Джереми, всё время смущённо смотревший на собственные ноги, робко подошёл к юноше и, взяв его непривычно мягкую ладонь, поцеловал.
— Спасибо вам.
***
Чарли и Картер уехали вскоре после Джереми — они только позавтракали и попрощались со старичком. Мистер Аддерли сказал, что согласен поселиться в замке Теобальда, но только не раньше того, как уедет Уильям. Договорились о том, что как только Уильям начнёт собираться домой, из поместья прибудет человек с запиской, а через день после отъезда графа в дом Аддерли прибудет карета Теобальда и слуги, которые будут помогать собирать вещи.
Попрощавшись с дедушкой Норбертом и слугами, молодые люди сели на козлы — они решили не брать кучера, и Картер, вооружившись хлыстом, предложил и Чарльзу ехать рядом.

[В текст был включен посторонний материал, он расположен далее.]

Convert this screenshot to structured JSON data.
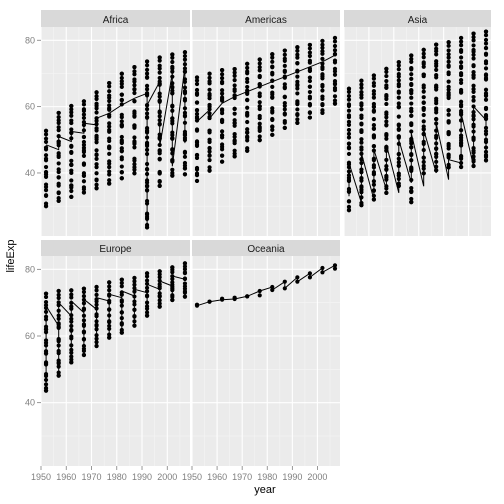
{
  "chart_data": {
    "type": "line",
    "subtype": "faceted line + scatter (ggplot2 facet_wrap)",
    "title": "",
    "xlabel": "year",
    "ylabel": "lifeExp",
    "xlim": [
      1950,
      2009
    ],
    "ylim": [
      21,
      84
    ],
    "x_ticks": [
      1950,
      1960,
      1970,
      1980,
      1990,
      2000
    ],
    "x_tick_labels": [
      "1950",
      "1960",
      "1970",
      "1980",
      "1990",
      "2000"
    ],
    "y_ticks": [
      40,
      60,
      80
    ],
    "y_tick_labels": [
      "40",
      "60",
      "80"
    ],
    "years": [
      1952,
      1957,
      1962,
      1967,
      1972,
      1977,
      1982,
      1987,
      1992,
      1997,
      2002,
      2007
    ],
    "grid": true,
    "colors": {
      "panel_background": "#ebebeb",
      "strip_background": "#d9d9d9",
      "grid_major": "#ffffff",
      "grid_minor": "#f5f5f5",
      "points": "#000000",
      "lines": "#000000"
    },
    "facets": [
      {
        "name": "Africa",
        "points_min": [
          30.0,
          31.6,
          32.8,
          34.1,
          35.4,
          36.8,
          38.4,
          39.9,
          23.6,
          36.1,
          39.2,
          39.6
        ],
        "points_max": [
          52.7,
          58.1,
          60.2,
          61.6,
          64.3,
          67.1,
          69.9,
          71.9,
          73.6,
          74.8,
          75.7,
          76.4
        ],
        "line_path": [
          {
            "year": 1952,
            "lifeExp": 48.5
          },
          {
            "year": 1957,
            "lifeExp": 47.0
          },
          {
            "year": 1957,
            "lifeExp": 51.0
          },
          {
            "year": 1962,
            "lifeExp": 49.5
          },
          {
            "year": 1962,
            "lifeExp": 52.5
          },
          {
            "year": 1967,
            "lifeExp": 52.0
          },
          {
            "year": 1967,
            "lifeExp": 55.0
          },
          {
            "year": 1972,
            "lifeExp": 54.5
          },
          {
            "year": 1972,
            "lifeExp": 56.5
          },
          {
            "year": 1977,
            "lifeExp": 58.0
          },
          {
            "year": 1982,
            "lifeExp": 60.5
          },
          {
            "year": 1987,
            "lifeExp": 62.5
          },
          {
            "year": 1992,
            "lifeExp": 64.0
          },
          {
            "year": 1992,
            "lifeExp": 23.6
          },
          {
            "year": 1992,
            "lifeExp": 60.5
          },
          {
            "year": 1997,
            "lifeExp": 67.5
          },
          {
            "year": 1997,
            "lifeExp": 48.0
          },
          {
            "year": 2002,
            "lifeExp": 70.0
          },
          {
            "year": 2002,
            "lifeExp": 42.0
          },
          {
            "year": 2007,
            "lifeExp": 72.0
          },
          {
            "year": 2007,
            "lifeExp": 49.0
          },
          {
            "year": 2007,
            "lifeExp": 75.5
          }
        ]
      },
      {
        "name": "Americas",
        "points_min": [
          37.6,
          40.7,
          43.4,
          45.0,
          46.7,
          49.9,
          51.5,
          53.6,
          55.1,
          56.7,
          58.1,
          60.9
        ],
        "points_max": [
          68.8,
          69.9,
          71.0,
          71.3,
          72.9,
          74.2,
          75.8,
          76.9,
          77.9,
          78.6,
          79.8,
          80.7
        ],
        "line_path": [
          {
            "year": 1952,
            "lifeExp": 55.5
          },
          {
            "year": 1957,
            "lifeExp": 59.0
          },
          {
            "year": 1957,
            "lifeExp": 56.5
          },
          {
            "year": 1962,
            "lifeExp": 61.0
          },
          {
            "year": 1967,
            "lifeExp": 63.0
          },
          {
            "year": 1972,
            "lifeExp": 64.5
          },
          {
            "year": 1977,
            "lifeExp": 66.0
          },
          {
            "year": 1982,
            "lifeExp": 67.5
          },
          {
            "year": 1987,
            "lifeExp": 69.0
          },
          {
            "year": 1992,
            "lifeExp": 70.5
          },
          {
            "year": 1997,
            "lifeExp": 72.0
          },
          {
            "year": 2002,
            "lifeExp": 73.5
          },
          {
            "year": 2007,
            "lifeExp": 75.5
          }
        ]
      },
      {
        "name": "Asia",
        "points_min": [
          28.8,
          30.3,
          32.0,
          34.0,
          36.1,
          31.2,
          39.9,
          40.8,
          41.7,
          41.8,
          42.1,
          43.8
        ],
        "points_max": [
          65.4,
          67.8,
          69.4,
          71.4,
          73.4,
          75.4,
          77.1,
          78.7,
          79.4,
          80.7,
          82.0,
          82.6
        ],
        "line_path": [
          {
            "year": 1952,
            "lifeExp": 33.0
          },
          {
            "year": 1952,
            "lifeExp": 43.0
          },
          {
            "year": 1957,
            "lifeExp": 31.0
          },
          {
            "year": 1957,
            "lifeExp": 46.0
          },
          {
            "year": 1962,
            "lifeExp": 32.0
          },
          {
            "year": 1962,
            "lifeExp": 47.0
          },
          {
            "year": 1967,
            "lifeExp": 35.0
          },
          {
            "year": 1967,
            "lifeExp": 48.5
          },
          {
            "year": 1972,
            "lifeExp": 34.0
          },
          {
            "year": 1972,
            "lifeExp": 50.0
          },
          {
            "year": 1977,
            "lifeExp": 37.0
          },
          {
            "year": 1977,
            "lifeExp": 52.0
          },
          {
            "year": 1982,
            "lifeExp": 36.0
          },
          {
            "year": 1982,
            "lifeExp": 53.0
          },
          {
            "year": 1987,
            "lifeExp": 40.0
          },
          {
            "year": 1987,
            "lifeExp": 55.0
          },
          {
            "year": 1992,
            "lifeExp": 38.0
          },
          {
            "year": 1992,
            "lifeExp": 44.0
          },
          {
            "year": 1997,
            "lifeExp": 43.0
          },
          {
            "year": 1997,
            "lifeExp": 58.0
          },
          {
            "year": 2002,
            "lifeExp": 42.0
          },
          {
            "year": 2002,
            "lifeExp": 60.0
          },
          {
            "year": 2007,
            "lifeExp": 56.0
          },
          {
            "year": 2007,
            "lifeExp": 44.0
          }
        ]
      },
      {
        "name": "Europe",
        "points_min": [
          43.6,
          48.1,
          52.1,
          54.3,
          57.0,
          59.5,
          61.0,
          63.1,
          66.1,
          68.8,
          70.8,
          71.8
        ],
        "points_max": [
          72.7,
          73.5,
          73.7,
          74.2,
          74.7,
          76.1,
          76.9,
          77.4,
          78.8,
          79.4,
          80.6,
          81.8
        ],
        "line_path": [
          {
            "year": 1952,
            "lifeExp": 65.0
          },
          {
            "year": 1952,
            "lifeExp": 43.6
          },
          {
            "year": 1952,
            "lifeExp": 69.0
          },
          {
            "year": 1957,
            "lifeExp": 63.0
          },
          {
            "year": 1957,
            "lifeExp": 48.1
          },
          {
            "year": 1957,
            "lifeExp": 70.0
          },
          {
            "year": 1962,
            "lifeExp": 66.0
          },
          {
            "year": 1962,
            "lifeExp": 52.1
          },
          {
            "year": 1962,
            "lifeExp": 70.5
          },
          {
            "year": 1967,
            "lifeExp": 67.0
          },
          {
            "year": 1967,
            "lifeExp": 54.3
          },
          {
            "year": 1967,
            "lifeExp": 71.0
          },
          {
            "year": 1972,
            "lifeExp": 68.0
          },
          {
            "year": 1972,
            "lifeExp": 57.0
          },
          {
            "year": 1972,
            "lifeExp": 71.5
          },
          {
            "year": 1977,
            "lifeExp": 70.5
          },
          {
            "year": 1977,
            "lifeExp": 59.5
          },
          {
            "year": 1977,
            "lifeExp": 72.5
          },
          {
            "year": 1982,
            "lifeExp": 71.5
          },
          {
            "year": 1982,
            "lifeExp": 61.0
          },
          {
            "year": 1982,
            "lifeExp": 73.5
          },
          {
            "year": 1987,
            "lifeExp": 72.0
          },
          {
            "year": 1987,
            "lifeExp": 63.1
          },
          {
            "year": 1987,
            "lifeExp": 74.0
          },
          {
            "year": 1992,
            "lifeExp": 73.0
          },
          {
            "year": 1992,
            "lifeExp": 66.1
          },
          {
            "year": 1992,
            "lifeExp": 75.5
          },
          {
            "year": 1997,
            "lifeExp": 74.0
          },
          {
            "year": 1997,
            "lifeExp": 68.8
          },
          {
            "year": 1997,
            "lifeExp": 76.5
          },
          {
            "year": 2002,
            "lifeExp": 75.0
          },
          {
            "year": 2002,
            "lifeExp": 70.8
          },
          {
            "year": 2002,
            "lifeExp": 78.0
          },
          {
            "year": 2007,
            "lifeExp": 77.0
          },
          {
            "year": 2007,
            "lifeExp": 76.5
          }
        ]
      },
      {
        "name": "Oceania",
        "points": [
          {
            "year": 1952,
            "values": [
              69.1,
              69.4
            ]
          },
          {
            "year": 1957,
            "values": [
              70.3,
              70.3
            ]
          },
          {
            "year": 1962,
            "values": [
              70.9,
              71.2
            ]
          },
          {
            "year": 1967,
            "values": [
              71.1,
              71.5
            ]
          },
          {
            "year": 1972,
            "values": [
              71.9,
              71.9
            ]
          },
          {
            "year": 1977,
            "values": [
              72.2,
              73.5
            ]
          },
          {
            "year": 1982,
            "values": [
              73.8,
              74.7
            ]
          },
          {
            "year": 1987,
            "values": [
              74.3,
              76.3
            ]
          },
          {
            "year": 1992,
            "values": [
              76.3,
              77.6
            ]
          },
          {
            "year": 1997,
            "values": [
              77.6,
              78.8
            ]
          },
          {
            "year": 2002,
            "values": [
              79.1,
              80.4
            ]
          },
          {
            "year": 2007,
            "values": [
              80.2,
              81.2
            ]
          }
        ],
        "line_path": [
          {
            "year": 1952,
            "lifeExp": 69.1
          },
          {
            "year": 1957,
            "lifeExp": 70.3
          },
          {
            "year": 1962,
            "lifeExp": 70.9
          },
          {
            "year": 1967,
            "lifeExp": 71.1
          },
          {
            "year": 1972,
            "lifeExp": 71.9
          },
          {
            "year": 1977,
            "lifeExp": 73.5
          },
          {
            "year": 1982,
            "lifeExp": 74.7
          },
          {
            "year": 1982,
            "lifeExp": 73.8
          },
          {
            "year": 1987,
            "lifeExp": 76.3
          },
          {
            "year": 1987,
            "lifeExp": 74.3
          },
          {
            "year": 1992,
            "lifeExp": 77.6
          },
          {
            "year": 1992,
            "lifeExp": 76.3
          },
          {
            "year": 1997,
            "lifeExp": 78.8
          },
          {
            "year": 1997,
            "lifeExp": 77.6
          },
          {
            "year": 2002,
            "lifeExp": 80.4
          },
          {
            "year": 2002,
            "lifeExp": 79.1
          },
          {
            "year": 2007,
            "lifeExp": 81.2
          },
          {
            "year": 2007,
            "lifeExp": 80.2
          }
        ]
      }
    ]
  }
}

Ехали быстро — Чарли хотел поскорее добраться до дома и помочь, если будет нужно, ухаживать за умирающим Гарри. Картер гнал лошадей безо всякой жалости, и четвёрка неслась, взметая за собой клубы пыли. Становилось жарко, песок оседал на лицо, попадал в глаза и рот, Чарли прикрывал лицо платочком, но это мало помогало. Однако было весело. Что-то было в этой удалой езде, в опасности, в ветре, бьющем прямо в лицо. На лице Картера, обычно спокойном и немного насмешливом, отразилась страсть и даже злость или жестокость. Сильные руки были напряжены, поводья впивались в ладони до крови, и он иногда скалился, когда лошади начинали выходить из-под его контроля.
Они оба смеялись. В этой поездке было нечто безумное, дикое, необузданное, что-то похожее на древние гонки на колесницах, когда человек либо выигрывал, либо погибал или калечился. Чарли ощущал подобное впервые: вообще, это были чувства, недостойные омеги. Ему было весело, ему казалось, что всё можно, что нет никаких запретов, и наплевать, что одежда уже испачкалась, а лицо покрылось пылью, наплевать, что лошади взмылены, наплевать, что есть опасность упасть и разбиться насмерть. Двое молодых людей вихрем неслись по предместьям Лондона, распугивая прохожих и загоняя лошадей.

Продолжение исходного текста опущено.